(b.1948; resides Chicago, IL)
Two series of work by Karen Savage evoke the female persona through the dainty accessories of women. Her black-and-white series silhouettes the white-threaded webs of lace gloves against a rich black background. The prints have the minimal structure of an x-ray and a feeling of scientific detachment. Her color series, however, emphasizes the role of accessories as a personal extension of their owners, and as such feel far more personal and even nostalgic. Stained, faded, frayed, or simply thin with use, old hand-embroidered handkerchiefs are displayed against a plain white background. Some bear particular women’s names and in assorted scripts and colored threads many spell out “Mother.” Loosely folded, the stitching at the borders shows through from under the layers of folded cloth, evidencing the delicacy of the aging fabric. While one can imagine the lace gloves transforming the women who wore them, as costuming for the performance of an identity, it is easy to see how the customized and well-worn handkerchiefs reflect the individual personalities of each owner.
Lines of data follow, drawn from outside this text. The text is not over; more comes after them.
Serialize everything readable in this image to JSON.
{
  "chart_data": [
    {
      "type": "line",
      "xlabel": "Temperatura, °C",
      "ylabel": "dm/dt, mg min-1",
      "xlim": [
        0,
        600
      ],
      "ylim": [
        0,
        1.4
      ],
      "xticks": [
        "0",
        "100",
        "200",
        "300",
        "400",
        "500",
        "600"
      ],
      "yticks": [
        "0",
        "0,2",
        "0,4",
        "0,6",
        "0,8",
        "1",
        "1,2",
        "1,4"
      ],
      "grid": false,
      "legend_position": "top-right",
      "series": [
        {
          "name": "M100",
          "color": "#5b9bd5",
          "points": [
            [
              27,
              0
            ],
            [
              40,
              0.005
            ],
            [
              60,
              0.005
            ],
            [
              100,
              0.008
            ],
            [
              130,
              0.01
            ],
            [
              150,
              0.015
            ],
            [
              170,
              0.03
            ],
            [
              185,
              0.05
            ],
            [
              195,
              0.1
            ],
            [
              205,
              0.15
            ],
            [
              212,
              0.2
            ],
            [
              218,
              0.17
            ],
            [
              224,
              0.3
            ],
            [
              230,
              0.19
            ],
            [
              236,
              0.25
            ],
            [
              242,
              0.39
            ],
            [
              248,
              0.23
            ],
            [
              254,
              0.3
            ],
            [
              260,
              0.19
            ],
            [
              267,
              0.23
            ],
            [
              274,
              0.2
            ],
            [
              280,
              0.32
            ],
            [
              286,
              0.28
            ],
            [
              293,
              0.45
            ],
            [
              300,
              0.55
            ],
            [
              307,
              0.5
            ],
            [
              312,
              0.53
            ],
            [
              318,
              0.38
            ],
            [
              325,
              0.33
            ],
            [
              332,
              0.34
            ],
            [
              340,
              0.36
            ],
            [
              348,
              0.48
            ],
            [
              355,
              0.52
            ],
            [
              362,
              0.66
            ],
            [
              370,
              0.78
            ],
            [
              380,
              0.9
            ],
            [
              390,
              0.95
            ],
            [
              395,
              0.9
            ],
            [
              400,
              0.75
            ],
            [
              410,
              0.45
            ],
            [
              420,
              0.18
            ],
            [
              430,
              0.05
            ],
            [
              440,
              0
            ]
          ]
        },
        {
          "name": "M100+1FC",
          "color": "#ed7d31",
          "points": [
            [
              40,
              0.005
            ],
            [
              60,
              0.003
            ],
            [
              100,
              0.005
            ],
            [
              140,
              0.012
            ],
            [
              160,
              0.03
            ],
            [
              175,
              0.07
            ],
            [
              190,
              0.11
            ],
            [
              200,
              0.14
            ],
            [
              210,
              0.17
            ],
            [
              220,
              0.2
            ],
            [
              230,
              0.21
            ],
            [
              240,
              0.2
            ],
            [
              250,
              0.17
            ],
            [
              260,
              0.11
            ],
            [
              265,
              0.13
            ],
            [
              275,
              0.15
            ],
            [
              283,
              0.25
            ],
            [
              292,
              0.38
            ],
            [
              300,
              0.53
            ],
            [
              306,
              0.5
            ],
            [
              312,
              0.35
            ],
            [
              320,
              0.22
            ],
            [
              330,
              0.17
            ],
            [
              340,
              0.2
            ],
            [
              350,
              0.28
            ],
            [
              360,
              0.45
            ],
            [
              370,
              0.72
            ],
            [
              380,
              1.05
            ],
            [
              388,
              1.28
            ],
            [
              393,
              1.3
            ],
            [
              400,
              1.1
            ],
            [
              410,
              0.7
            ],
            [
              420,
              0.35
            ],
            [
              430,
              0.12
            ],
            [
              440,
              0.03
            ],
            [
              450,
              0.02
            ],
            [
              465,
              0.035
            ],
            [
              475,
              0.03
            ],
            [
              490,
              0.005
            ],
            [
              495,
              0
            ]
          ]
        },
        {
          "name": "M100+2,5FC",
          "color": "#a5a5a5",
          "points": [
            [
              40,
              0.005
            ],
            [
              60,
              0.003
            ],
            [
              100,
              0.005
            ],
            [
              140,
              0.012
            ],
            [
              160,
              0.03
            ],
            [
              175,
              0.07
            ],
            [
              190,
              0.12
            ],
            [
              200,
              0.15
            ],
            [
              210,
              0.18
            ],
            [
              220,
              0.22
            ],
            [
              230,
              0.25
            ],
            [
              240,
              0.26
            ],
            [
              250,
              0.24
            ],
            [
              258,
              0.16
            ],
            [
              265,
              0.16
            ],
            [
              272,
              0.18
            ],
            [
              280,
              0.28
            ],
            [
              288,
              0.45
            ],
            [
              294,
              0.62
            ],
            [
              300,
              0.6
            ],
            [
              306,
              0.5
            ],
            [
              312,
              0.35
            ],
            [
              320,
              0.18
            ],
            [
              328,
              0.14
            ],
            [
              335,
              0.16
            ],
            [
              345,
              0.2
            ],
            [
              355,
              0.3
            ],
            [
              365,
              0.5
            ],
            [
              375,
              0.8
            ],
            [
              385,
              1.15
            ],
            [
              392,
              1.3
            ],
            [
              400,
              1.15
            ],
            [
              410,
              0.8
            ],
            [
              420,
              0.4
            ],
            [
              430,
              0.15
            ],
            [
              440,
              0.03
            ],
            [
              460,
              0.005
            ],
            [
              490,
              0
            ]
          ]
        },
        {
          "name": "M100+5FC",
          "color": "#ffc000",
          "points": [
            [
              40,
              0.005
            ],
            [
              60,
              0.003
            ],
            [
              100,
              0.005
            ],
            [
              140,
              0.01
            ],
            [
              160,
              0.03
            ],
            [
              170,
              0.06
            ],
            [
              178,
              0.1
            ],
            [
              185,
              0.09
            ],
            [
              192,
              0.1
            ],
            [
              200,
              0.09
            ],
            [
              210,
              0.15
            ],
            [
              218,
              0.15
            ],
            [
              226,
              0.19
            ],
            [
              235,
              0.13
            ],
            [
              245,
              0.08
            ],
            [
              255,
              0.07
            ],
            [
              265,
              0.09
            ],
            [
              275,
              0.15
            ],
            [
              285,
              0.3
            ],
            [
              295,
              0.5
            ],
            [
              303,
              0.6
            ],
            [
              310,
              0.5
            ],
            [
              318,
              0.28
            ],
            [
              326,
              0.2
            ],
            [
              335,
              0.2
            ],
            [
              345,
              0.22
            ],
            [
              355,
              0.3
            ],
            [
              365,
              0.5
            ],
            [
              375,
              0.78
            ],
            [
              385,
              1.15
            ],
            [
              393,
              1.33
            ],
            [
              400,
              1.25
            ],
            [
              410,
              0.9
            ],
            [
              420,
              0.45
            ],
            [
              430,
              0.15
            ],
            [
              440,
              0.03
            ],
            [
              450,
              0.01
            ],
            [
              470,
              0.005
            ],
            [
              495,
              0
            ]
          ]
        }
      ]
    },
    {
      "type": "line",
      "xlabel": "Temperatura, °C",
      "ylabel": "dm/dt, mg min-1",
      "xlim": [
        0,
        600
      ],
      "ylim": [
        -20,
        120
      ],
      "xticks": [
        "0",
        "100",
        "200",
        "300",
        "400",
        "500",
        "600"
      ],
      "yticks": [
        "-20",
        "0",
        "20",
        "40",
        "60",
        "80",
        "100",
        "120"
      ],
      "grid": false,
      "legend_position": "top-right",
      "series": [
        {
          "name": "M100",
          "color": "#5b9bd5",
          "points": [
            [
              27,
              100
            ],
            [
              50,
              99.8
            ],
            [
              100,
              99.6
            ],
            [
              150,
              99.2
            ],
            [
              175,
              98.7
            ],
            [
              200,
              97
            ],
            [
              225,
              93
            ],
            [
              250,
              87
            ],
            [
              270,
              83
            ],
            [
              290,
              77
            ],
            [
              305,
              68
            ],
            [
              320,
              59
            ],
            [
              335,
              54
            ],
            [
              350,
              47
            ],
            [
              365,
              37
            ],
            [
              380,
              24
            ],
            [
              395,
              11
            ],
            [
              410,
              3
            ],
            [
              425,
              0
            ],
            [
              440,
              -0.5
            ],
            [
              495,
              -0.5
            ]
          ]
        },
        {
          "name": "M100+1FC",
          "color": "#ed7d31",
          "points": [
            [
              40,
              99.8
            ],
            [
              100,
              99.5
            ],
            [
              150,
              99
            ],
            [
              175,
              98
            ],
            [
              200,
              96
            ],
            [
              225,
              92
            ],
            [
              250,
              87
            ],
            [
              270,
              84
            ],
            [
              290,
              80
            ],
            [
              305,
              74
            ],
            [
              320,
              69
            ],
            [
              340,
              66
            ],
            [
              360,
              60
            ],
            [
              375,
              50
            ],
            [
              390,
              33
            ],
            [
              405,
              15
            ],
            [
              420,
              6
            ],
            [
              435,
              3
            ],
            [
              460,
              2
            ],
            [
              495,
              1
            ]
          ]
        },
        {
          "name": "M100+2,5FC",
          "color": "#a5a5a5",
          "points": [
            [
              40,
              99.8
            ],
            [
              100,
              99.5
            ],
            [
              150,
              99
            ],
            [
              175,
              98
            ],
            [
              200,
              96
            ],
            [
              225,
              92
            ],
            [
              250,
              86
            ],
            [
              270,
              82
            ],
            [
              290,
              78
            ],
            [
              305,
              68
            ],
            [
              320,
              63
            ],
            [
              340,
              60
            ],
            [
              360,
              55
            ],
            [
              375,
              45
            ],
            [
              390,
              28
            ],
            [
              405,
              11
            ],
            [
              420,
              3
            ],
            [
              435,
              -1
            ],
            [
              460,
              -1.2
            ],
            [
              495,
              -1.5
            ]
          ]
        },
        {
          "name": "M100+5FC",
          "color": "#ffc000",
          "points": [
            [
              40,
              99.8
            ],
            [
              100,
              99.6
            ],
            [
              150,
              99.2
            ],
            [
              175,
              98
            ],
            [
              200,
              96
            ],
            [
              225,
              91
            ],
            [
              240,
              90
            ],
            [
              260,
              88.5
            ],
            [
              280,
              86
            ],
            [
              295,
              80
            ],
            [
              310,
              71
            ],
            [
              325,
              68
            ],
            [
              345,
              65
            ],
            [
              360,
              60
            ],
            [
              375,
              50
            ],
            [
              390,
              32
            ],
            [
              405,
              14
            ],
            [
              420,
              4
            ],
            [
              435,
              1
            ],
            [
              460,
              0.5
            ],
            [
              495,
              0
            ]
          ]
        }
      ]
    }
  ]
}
Savage earned her BFA and MFA (1970, 1972) from The School of the Art Institute of Chicago, where she currently teaches printmaking and photography. She has had solo exhibitions at Parc Naturel Regional du Pilat, Veranne, France; La Serre, Ecole Regionale des Beaux Arts de St. Etienne, France; the University of Arkansas, Fayetteville; and Printworks Gallery, Chicago. She is a two-time Illinois Arts Council grant recipient with work in the collections of Musée d’Art Moderne de Saint Etienne, France; The Art Institute of Chicago; The Visual Studies Workshop, Research Center, Rochester, New York; and The Cranbrook Museum of Art, Bloomfield Hills, Michigan.